His next target was to rework inventory management systems for finished products. Earlier, the company's sales team would make predictions about demand and production planning was done accordingly. This resulted in retailers getting products with a time lag. Today, Anmol maintains a minimum stock level at all its warehouses. "We used to store finished products worth about Rs 8 crore at our warehouses. This has been brought down to Rs 5 crore now. We were able to free up capital that was stuck in our warehouses," revealed Choudhary.

In addition, the retailers get fresh products and the amount of wastage has been reduced. "We cannot predict sales. None of our products at the retailers' level would be older than two months as against four months before," says Choudhary, who spends his free time attending management classes or reading related books.

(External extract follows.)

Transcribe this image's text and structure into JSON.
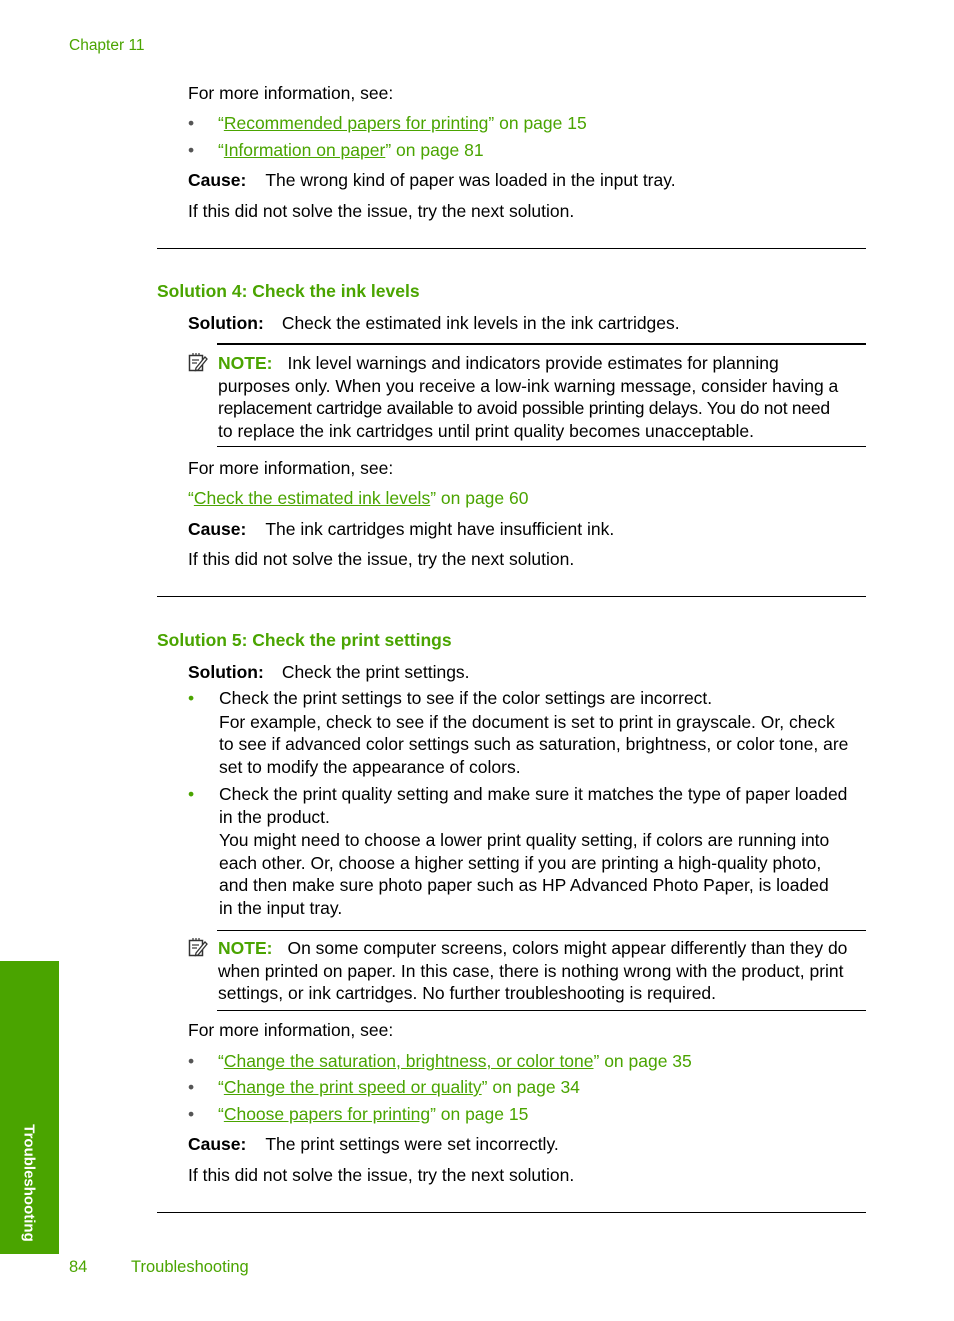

Harminder Sahni, Founder and Managing Director of Wazir Advisors, says the biscuits market in India is broadly divided into three segments. ITC and Britannia, which focus on product innovation, are at the top end. Parle operates in the middle. and Priyagold and Anmol are at the bottom end with emphasis on volume-driven growth. "They don't spend as much on marketing and branding and have healthy profit margins," says Sahni. Anmol's target market stands at Rs 20,000 crore, as per market research firm Nielsen. The market didn't grow in 2013/14, but Anmol grew 16.7 per cent to post revenues of Rs 350 crore.